The Wisconsin Department of Public Instruction rates schools in four categories: "fails to meet expectations," "meets few expectations," "meets expectations" and "exceeds expectations." The DPI website shows that six of Beloit's 13 public schools "meet expectations", one "exceeds expectations" and the remaining "meet few expectations."
Roy Chapman Andrews Academy, a public charter school that was cited as having the high number of students proficient in English, also "meets few expectations," according to the DPI website.
McNeal asked how many members of the panel attended public school. When all of the panel members raised their hands, McNeal said "God Bless America."
Expanded school choice is expected to be part of Walker's next budget.
On Tuesday, Walker was in Whitewater for an entrepreneurship event. When asked for his perspective on expanding school choice, he said that his budget would include more money for public schools.
"Part of what we're looking at is whether to expand the parental choice program between Milwaukee and Racine to other communities across the state," Walker said.
Walker said his "number one priority is to support public schools, but in the rare instances where there's not a viable alternative, where families would otherwise be forced to go to a failing school, those are the limited number of cases where we're considering choice."

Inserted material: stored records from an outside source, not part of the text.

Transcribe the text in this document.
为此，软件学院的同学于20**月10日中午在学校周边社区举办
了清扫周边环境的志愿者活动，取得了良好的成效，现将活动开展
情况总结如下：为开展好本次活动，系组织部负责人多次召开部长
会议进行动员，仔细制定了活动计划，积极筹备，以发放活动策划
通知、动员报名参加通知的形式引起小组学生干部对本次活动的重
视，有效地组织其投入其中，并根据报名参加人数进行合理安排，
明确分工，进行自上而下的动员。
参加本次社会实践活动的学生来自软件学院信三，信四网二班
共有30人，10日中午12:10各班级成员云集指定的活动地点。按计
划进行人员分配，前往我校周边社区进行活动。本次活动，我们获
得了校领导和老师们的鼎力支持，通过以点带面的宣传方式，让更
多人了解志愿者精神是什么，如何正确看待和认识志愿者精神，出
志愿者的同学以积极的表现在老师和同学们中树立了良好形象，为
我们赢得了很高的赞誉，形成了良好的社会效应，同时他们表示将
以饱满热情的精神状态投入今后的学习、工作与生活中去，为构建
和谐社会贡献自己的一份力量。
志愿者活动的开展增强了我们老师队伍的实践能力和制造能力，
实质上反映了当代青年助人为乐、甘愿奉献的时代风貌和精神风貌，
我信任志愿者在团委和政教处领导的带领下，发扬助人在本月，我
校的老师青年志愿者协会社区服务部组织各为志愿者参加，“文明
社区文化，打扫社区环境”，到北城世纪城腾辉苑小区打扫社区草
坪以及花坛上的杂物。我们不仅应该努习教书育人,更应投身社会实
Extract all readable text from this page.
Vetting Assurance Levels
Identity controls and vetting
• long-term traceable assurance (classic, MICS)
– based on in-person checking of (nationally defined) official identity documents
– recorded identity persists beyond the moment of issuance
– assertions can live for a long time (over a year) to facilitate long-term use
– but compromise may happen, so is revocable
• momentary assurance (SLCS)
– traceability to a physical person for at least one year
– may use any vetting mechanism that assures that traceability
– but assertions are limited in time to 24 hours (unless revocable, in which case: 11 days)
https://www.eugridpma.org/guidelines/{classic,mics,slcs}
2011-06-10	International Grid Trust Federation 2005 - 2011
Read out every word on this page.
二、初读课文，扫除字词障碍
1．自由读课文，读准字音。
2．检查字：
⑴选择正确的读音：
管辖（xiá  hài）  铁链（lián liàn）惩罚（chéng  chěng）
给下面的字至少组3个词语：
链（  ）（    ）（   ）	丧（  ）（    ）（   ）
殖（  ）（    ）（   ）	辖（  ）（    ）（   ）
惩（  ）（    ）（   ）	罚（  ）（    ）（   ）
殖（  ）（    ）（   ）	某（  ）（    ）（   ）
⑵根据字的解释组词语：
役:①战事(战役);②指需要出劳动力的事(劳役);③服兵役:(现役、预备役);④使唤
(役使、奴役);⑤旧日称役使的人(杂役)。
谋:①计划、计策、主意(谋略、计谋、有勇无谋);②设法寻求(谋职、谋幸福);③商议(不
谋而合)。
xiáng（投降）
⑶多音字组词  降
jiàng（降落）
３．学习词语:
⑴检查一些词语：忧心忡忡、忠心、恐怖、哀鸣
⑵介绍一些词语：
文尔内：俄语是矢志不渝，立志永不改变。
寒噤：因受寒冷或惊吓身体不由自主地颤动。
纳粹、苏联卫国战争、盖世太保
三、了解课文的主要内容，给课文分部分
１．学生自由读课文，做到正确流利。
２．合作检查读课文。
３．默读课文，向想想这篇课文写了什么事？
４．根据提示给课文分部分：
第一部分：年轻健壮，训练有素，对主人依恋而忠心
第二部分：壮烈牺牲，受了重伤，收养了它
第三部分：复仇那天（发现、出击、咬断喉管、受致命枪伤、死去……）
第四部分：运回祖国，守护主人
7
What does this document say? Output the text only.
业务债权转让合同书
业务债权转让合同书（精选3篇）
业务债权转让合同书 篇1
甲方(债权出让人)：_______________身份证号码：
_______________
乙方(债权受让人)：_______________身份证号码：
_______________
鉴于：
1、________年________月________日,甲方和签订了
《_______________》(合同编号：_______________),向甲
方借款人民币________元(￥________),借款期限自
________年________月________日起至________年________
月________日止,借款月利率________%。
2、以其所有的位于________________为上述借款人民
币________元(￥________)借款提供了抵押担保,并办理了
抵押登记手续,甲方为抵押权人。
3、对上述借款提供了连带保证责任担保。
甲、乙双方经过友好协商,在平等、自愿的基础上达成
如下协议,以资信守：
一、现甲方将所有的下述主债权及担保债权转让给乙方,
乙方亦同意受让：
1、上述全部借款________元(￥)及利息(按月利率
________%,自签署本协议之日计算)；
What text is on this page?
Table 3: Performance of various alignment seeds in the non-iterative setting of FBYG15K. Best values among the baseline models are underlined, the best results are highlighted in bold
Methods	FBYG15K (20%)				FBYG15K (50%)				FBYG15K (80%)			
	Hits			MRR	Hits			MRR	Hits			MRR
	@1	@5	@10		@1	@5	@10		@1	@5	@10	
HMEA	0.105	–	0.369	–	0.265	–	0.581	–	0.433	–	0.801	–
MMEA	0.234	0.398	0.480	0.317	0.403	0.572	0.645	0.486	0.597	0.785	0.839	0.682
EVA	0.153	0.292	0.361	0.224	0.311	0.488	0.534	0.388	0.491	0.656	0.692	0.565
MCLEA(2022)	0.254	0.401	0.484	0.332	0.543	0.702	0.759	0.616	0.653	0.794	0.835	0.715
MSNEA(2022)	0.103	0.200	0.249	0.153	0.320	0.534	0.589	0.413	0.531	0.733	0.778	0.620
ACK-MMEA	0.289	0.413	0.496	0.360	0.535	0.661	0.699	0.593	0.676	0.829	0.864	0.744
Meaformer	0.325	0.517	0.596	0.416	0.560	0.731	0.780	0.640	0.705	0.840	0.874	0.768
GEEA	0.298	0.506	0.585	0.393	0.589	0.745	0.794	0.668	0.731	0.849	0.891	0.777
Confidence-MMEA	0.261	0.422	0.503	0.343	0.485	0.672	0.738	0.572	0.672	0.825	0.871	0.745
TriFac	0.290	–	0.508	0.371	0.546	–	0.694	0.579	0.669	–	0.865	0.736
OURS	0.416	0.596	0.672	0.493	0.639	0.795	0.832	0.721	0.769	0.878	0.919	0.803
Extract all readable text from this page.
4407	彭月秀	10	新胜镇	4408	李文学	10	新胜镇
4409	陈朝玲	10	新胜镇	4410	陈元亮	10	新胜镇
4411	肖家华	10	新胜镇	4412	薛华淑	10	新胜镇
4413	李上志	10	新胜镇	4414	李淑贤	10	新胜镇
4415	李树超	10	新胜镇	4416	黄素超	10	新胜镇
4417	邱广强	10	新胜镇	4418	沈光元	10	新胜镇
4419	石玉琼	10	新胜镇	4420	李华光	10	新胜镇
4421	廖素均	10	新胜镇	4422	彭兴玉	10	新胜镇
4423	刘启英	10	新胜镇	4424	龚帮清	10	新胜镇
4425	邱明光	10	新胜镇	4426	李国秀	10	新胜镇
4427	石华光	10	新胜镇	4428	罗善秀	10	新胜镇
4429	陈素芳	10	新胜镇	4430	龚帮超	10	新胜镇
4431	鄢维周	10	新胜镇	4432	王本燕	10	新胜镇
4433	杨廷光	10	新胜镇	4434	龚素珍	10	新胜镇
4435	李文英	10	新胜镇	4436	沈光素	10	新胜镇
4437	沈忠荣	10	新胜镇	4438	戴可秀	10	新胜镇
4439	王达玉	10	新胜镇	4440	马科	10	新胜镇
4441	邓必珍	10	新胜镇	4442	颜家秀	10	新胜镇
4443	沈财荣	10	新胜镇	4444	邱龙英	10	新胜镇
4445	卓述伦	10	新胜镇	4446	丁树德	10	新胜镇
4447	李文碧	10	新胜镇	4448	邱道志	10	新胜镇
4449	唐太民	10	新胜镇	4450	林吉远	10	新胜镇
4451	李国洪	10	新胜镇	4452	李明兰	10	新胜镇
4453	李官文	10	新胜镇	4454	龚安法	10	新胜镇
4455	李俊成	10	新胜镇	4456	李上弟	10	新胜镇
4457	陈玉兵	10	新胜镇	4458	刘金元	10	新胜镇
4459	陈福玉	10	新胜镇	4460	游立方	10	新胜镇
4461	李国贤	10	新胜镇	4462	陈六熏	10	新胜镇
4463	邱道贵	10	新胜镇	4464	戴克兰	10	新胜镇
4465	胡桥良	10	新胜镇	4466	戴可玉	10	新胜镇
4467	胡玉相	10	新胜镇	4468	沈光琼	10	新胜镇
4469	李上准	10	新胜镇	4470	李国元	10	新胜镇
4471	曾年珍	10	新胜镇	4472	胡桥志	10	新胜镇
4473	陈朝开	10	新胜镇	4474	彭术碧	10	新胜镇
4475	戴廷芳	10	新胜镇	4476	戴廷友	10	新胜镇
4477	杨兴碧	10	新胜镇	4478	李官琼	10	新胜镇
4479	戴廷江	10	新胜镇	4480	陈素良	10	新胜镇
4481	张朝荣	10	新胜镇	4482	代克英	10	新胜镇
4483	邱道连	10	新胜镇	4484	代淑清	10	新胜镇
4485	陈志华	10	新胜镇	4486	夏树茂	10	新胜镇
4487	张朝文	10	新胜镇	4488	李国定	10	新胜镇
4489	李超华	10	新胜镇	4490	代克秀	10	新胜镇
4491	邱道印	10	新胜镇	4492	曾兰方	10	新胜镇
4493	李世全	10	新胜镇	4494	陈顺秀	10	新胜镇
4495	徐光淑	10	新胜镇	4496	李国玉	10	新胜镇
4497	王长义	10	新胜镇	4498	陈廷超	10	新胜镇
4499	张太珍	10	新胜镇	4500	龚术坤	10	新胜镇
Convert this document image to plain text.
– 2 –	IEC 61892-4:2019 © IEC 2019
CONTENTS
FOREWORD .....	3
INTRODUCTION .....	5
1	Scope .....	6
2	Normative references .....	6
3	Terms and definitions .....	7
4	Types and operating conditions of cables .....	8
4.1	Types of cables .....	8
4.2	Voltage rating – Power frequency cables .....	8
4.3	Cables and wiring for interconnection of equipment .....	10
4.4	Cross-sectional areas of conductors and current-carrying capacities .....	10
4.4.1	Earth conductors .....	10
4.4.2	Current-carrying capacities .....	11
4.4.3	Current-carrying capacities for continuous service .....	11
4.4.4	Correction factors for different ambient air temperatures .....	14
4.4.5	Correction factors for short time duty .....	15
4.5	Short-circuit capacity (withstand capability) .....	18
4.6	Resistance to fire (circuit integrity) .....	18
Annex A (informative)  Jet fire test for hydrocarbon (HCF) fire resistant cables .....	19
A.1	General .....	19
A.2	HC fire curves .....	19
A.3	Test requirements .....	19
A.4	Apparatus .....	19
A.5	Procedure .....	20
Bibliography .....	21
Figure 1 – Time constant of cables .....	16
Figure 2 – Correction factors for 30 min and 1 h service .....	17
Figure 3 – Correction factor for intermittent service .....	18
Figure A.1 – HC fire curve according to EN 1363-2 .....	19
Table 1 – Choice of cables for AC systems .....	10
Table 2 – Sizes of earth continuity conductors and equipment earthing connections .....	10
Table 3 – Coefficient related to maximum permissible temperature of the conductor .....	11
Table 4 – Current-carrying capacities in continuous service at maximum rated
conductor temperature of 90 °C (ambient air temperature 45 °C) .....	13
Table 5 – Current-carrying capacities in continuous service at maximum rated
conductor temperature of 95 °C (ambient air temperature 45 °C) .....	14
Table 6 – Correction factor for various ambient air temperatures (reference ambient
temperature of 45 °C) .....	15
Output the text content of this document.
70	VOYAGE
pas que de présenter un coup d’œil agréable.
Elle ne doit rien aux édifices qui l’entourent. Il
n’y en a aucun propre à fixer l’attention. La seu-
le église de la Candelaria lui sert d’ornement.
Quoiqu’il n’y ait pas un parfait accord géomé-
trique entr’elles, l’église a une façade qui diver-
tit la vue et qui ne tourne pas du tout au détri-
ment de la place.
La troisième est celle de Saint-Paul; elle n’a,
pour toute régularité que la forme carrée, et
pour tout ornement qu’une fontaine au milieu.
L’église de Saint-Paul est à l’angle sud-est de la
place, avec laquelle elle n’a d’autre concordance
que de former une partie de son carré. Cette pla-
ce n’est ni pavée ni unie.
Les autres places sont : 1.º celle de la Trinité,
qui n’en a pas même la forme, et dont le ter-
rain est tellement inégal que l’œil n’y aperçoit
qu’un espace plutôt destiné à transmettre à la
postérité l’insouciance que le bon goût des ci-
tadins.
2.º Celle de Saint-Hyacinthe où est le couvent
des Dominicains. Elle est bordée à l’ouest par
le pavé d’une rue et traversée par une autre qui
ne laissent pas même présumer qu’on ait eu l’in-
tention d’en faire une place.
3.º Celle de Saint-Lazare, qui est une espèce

Ted Lewis, director of the Rock Valley Education Professionals, said expanding school choice was a bad idea, "especially on the heels of historic cuts for education."
"Diverting resources to private schools makes no sense," Lewis said.
School choice could make things worse for struggling schools, Lewis said. Private schools have no obligations to take students with emotional, behavioral or other special needs.
In the end, public schools would end up with larger class sizes—and the most challenging students, Lewis said.